Lenise Peterman, mayor of Helper in Carbon County, said money from major legislation like the Bipartisan Infrastructure Act and the Inflation Reduction Act often bypasses communities like hers, which are often the most in need.

Peterman was part of the "Coal Country at a Crossroads Listening Session," examining the challenges of smaller, rural communities in addressing needs for clean energy, workforce and economic development, and infrastructure.

"I felt very optimistic, because I felt like I was no longer just this region, somewhere tucked away in the intermountain area, but somebody that they had to look at and see, and hear them say, 'I need to get this funding. How do I do this?'" Peterman recounted.

Like many rural towns, Helper has seen a declining coal industry. In 2022, five operators in Utah produced coal worth $504 million, down 15% from the previous year. Peterman pointed out power plants and coal mines have traditionally been the sources of well-paid jobs, but communities like hers are figuring out how to adapt with the times and ensure people can continue to call rural Utah home.

Peterman said she considers the listening session a success, as it brought together federal officials and local leaders to focus on possible solutions. She noted one message was the government may need to do more to ensure communities like Helper, as she put it, "don't fall through the cracks."
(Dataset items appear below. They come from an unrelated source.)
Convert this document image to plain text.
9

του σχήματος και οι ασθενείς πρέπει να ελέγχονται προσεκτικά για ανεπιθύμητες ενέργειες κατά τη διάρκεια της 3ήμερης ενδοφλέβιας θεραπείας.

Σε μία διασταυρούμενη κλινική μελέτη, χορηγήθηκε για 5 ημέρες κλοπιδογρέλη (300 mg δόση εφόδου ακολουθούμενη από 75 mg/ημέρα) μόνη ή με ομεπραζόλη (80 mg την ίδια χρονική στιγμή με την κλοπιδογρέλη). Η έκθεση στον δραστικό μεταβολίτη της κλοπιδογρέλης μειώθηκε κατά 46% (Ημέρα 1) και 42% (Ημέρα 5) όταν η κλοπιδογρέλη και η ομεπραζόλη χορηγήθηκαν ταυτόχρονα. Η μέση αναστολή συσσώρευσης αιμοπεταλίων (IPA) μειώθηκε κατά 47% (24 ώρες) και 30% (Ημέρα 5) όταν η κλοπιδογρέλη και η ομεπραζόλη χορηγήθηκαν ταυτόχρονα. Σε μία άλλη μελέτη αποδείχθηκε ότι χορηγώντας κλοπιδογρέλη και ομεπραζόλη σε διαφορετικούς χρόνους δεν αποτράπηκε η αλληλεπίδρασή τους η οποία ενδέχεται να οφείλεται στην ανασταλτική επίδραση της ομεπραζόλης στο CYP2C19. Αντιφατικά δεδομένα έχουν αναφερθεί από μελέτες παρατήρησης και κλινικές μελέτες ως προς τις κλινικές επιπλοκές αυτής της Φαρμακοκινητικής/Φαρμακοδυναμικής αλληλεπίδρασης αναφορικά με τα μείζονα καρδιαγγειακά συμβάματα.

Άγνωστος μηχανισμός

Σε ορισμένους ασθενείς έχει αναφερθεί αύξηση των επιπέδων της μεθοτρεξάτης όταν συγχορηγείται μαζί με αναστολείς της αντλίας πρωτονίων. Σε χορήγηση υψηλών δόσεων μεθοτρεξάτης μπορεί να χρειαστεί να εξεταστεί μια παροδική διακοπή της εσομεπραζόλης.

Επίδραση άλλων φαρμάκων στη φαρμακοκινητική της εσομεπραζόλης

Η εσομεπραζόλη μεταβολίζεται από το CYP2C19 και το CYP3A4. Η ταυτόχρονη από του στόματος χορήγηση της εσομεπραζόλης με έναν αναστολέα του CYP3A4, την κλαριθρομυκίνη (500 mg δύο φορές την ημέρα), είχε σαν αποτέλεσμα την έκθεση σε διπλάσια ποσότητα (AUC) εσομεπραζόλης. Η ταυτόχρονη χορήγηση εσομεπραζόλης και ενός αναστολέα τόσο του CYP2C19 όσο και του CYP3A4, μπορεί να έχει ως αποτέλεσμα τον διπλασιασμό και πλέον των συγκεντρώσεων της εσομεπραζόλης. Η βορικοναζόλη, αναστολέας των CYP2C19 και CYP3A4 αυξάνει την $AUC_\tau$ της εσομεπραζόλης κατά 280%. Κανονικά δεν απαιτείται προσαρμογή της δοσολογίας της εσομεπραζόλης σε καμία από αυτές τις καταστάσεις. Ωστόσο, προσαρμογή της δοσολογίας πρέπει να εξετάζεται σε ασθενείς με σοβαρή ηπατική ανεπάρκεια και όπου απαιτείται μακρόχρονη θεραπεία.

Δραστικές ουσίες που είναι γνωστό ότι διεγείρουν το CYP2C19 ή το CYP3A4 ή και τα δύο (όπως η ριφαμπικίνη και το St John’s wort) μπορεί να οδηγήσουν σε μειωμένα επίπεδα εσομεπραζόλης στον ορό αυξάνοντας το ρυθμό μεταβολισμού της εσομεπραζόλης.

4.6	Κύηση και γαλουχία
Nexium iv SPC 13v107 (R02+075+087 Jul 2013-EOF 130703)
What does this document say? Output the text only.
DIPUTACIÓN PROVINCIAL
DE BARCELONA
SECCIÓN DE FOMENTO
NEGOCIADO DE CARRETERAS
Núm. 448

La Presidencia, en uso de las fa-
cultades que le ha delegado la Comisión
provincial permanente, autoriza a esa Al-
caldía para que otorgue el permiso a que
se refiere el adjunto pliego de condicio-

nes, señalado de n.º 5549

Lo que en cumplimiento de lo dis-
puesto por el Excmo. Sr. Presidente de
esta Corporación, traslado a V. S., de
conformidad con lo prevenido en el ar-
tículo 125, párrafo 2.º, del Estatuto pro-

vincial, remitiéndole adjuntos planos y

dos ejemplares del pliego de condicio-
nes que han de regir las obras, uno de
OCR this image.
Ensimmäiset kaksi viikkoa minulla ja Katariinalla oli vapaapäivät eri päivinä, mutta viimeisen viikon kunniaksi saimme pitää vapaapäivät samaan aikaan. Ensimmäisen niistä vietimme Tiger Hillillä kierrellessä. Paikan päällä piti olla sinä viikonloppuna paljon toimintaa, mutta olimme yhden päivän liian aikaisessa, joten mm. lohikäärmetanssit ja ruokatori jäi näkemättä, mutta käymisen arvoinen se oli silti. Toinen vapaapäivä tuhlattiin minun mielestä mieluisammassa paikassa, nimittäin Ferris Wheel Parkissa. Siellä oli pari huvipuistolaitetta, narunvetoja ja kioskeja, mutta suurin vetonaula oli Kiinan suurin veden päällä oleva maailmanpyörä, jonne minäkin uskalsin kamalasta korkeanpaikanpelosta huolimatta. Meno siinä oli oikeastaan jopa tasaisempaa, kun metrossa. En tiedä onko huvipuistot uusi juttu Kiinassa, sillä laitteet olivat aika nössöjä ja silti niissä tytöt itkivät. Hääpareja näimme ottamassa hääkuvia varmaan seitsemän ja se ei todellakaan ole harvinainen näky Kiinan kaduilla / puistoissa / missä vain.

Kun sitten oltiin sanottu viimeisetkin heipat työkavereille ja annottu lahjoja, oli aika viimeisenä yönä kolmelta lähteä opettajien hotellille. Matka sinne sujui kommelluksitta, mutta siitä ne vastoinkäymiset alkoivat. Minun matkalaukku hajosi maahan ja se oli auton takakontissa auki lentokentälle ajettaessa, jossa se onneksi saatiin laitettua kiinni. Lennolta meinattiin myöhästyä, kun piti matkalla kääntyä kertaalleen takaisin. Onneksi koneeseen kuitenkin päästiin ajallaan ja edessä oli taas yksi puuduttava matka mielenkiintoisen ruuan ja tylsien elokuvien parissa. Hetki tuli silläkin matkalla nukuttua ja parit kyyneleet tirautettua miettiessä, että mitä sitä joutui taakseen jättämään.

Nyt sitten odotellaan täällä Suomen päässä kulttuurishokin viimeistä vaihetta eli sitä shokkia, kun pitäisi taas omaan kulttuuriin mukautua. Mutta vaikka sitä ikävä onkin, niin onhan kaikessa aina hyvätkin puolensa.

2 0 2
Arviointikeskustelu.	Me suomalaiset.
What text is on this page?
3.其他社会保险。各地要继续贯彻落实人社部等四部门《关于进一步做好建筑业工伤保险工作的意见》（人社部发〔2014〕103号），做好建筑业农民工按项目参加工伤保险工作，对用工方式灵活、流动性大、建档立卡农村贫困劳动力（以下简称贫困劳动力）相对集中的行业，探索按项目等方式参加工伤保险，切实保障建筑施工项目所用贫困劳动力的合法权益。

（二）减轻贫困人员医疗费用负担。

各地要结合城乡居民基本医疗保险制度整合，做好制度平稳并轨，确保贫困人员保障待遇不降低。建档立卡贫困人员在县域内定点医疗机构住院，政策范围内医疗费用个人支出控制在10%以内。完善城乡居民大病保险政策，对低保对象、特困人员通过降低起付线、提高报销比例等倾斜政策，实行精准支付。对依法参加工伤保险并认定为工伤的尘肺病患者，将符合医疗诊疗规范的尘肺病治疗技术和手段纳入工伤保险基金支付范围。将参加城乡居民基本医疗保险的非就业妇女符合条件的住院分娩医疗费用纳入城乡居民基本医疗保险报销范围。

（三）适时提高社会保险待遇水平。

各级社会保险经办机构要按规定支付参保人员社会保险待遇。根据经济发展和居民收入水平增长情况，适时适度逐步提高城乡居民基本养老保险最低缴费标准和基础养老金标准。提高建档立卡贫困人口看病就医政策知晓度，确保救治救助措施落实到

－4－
"How do we equate a rural community with these more urban areas that have headcount, and have people on staff who can look into these federal funding opportunities and collect them?" Peterman suggested.

She added she works with a team of 15 other individuals but is the sole grant writer for her town. Legislation in Congress, called the "Rebuild Rural America Act," would have allocated money to help smaller communities compete for federal dollars but got stuck in a Senate committee last year.